Gallery with the Guelph Treasure, Berlin

Recently, I was invited to attend a conference in Los Angeles called “The Future of Nazi Looted Art Recovery in the US and Abroad  It was an opportunity to meet Nicholas O’Donnell of Sullivan and Worcester in Boston, one of the three lawyers working on the Guelph treasure case that I had not  met before, Here is an image of O’Donnell (right) and Markus Stötzel at a press conference on the Guelph Treasure case in Berlin in 2015.  Behind them is an image of the three partners in the purchase consortium.

CBS News & Getty Images

The conference was arranged by the L.A. Law Firm Cyprus LLP and lasted a full day from 8am to 6pm.  Nicholas O’Donnell was on one of the panels and he did a short summary of our case. Another panelist I had never met but was a friend on Face Book, was Simon Goodman, author of a book I highly recommend, “The Orpheus Clock” about the search for his family’s looted collection.  Also, former generations of our family were friends and had lost touch over time.
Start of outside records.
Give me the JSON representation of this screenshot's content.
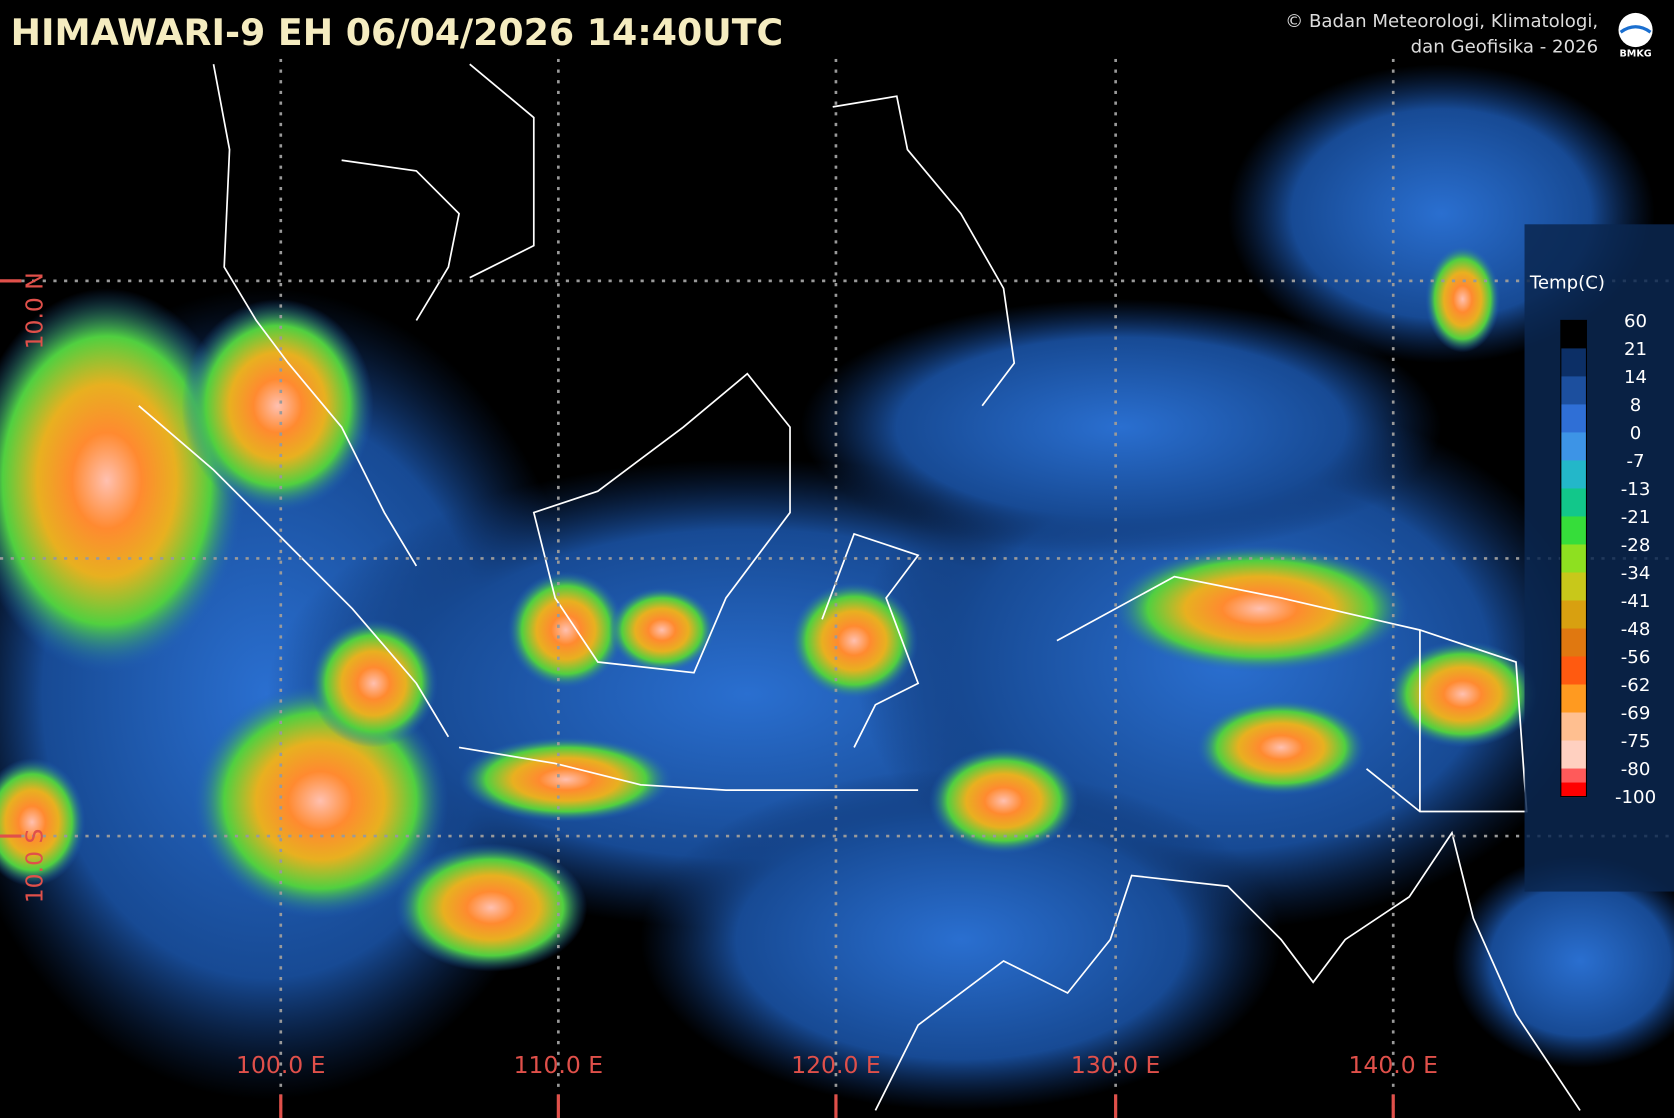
{
  "header": {
    "title": "HIMAWARI-9 EH  06/04/2026 14:40UTC",
    "copyright": [
      "© Badan Meteorologi, Klimatologi,",
      "dan Geofisika -  2026"
    ],
    "logo": "BMKG"
  },
  "grid": {
    "longitudes": [
      "100.0 E",
      "110.0 E",
      "120.0 E",
      "130.0 E",
      "140.0 E"
    ],
    "latitudes": [
      "10.0 N",
      "10.0 S"
    ]
  },
  "legend": {
    "title": "Temp(C)",
    "ticks": [
      60,
      21,
      14,
      8,
      0,
      -7,
      -13,
      -21,
      -28,
      -34,
      -41,
      -48,
      -56,
      -62,
      -69,
      -75,
      -80,
      -100
    ],
    "colors": [
      "#000000",
      "#0c2f66",
      "#1c4f9e",
      "#2f6fd6",
      "#3d94e6",
      "#23b7c9",
      "#12c78a",
      "#36dd3a",
      "#8ee020",
      "#c8c81a",
      "#d8a010",
      "#e07810",
      "#ff5a10",
      "#ff9a20",
      "#ffbf90",
      "#ffd0c0",
      "#ff5a5a",
      "#ff0000"
    ]
  }
}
Simon Goodman with The Orpheus Clock

The subjects of the conference included:  1. “Finding and Recovering Nazi Looted Art”
2. “Bringing Claims” 3. “What Can Museums Do” and 4. “What Can the Art Market Do”.  
Also, discussed were issues of litigation (not recommended) and mediation when there is hope of avoiding the former. 

Out of these headings came some interesting and some arcane material.  Under the subject of ways to find evidence of your claim, Professor and author Jonathan Petropolous explained how valuable archives were.  Once they have been opened by the government to the researcher, the archive is only as good as its “Finding Aid’, otherwise you might spend your life there without ever finding what you are looking for.  Another issue that was brought to the fore was that museums wish to make as much information public as their lawyers will allow because they are in conflict wanting to be open but with a competing desire to hold on to an object they believe they acquired in good faith and with good title.  Nicholas O’Donnell has written a book, “A Tragic Fate: Law and Ethics in the Battle over Nazi-Looted Art” dealing with some of these complicated issues.
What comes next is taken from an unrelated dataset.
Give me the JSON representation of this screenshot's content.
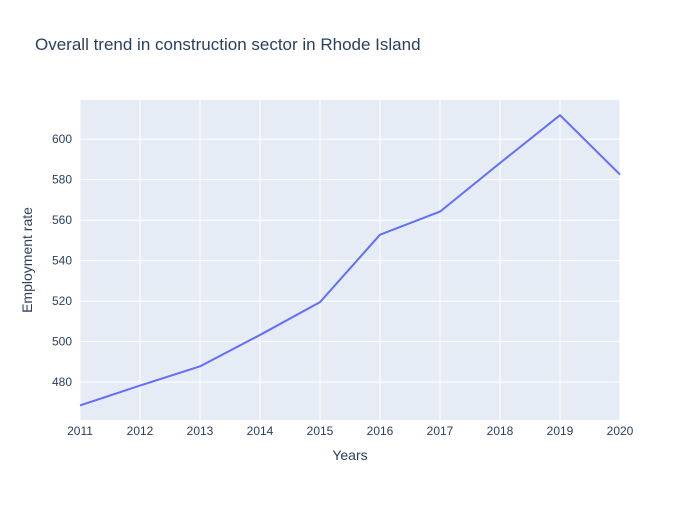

You cannot imagine the variety of circumstances that have resulted in a cadre of lawyers entering this niche of restitution.  There are situations such as the individual who emerges from a concentration camp and then finds he has lost his home because he was  in arrears on the mortgage.  How was he expected to keep up with the payments?  What about an individual in Austria who retrieved a collection from the salt mines and then was charged export taxes to leave the country with it. 

So many stories!  Was the conference as exciting as it might sound?  Most definitely not!  Was it educational from the point of view of hearing from fascinating people including those from museums and counsel from other countries?   Most definitely so!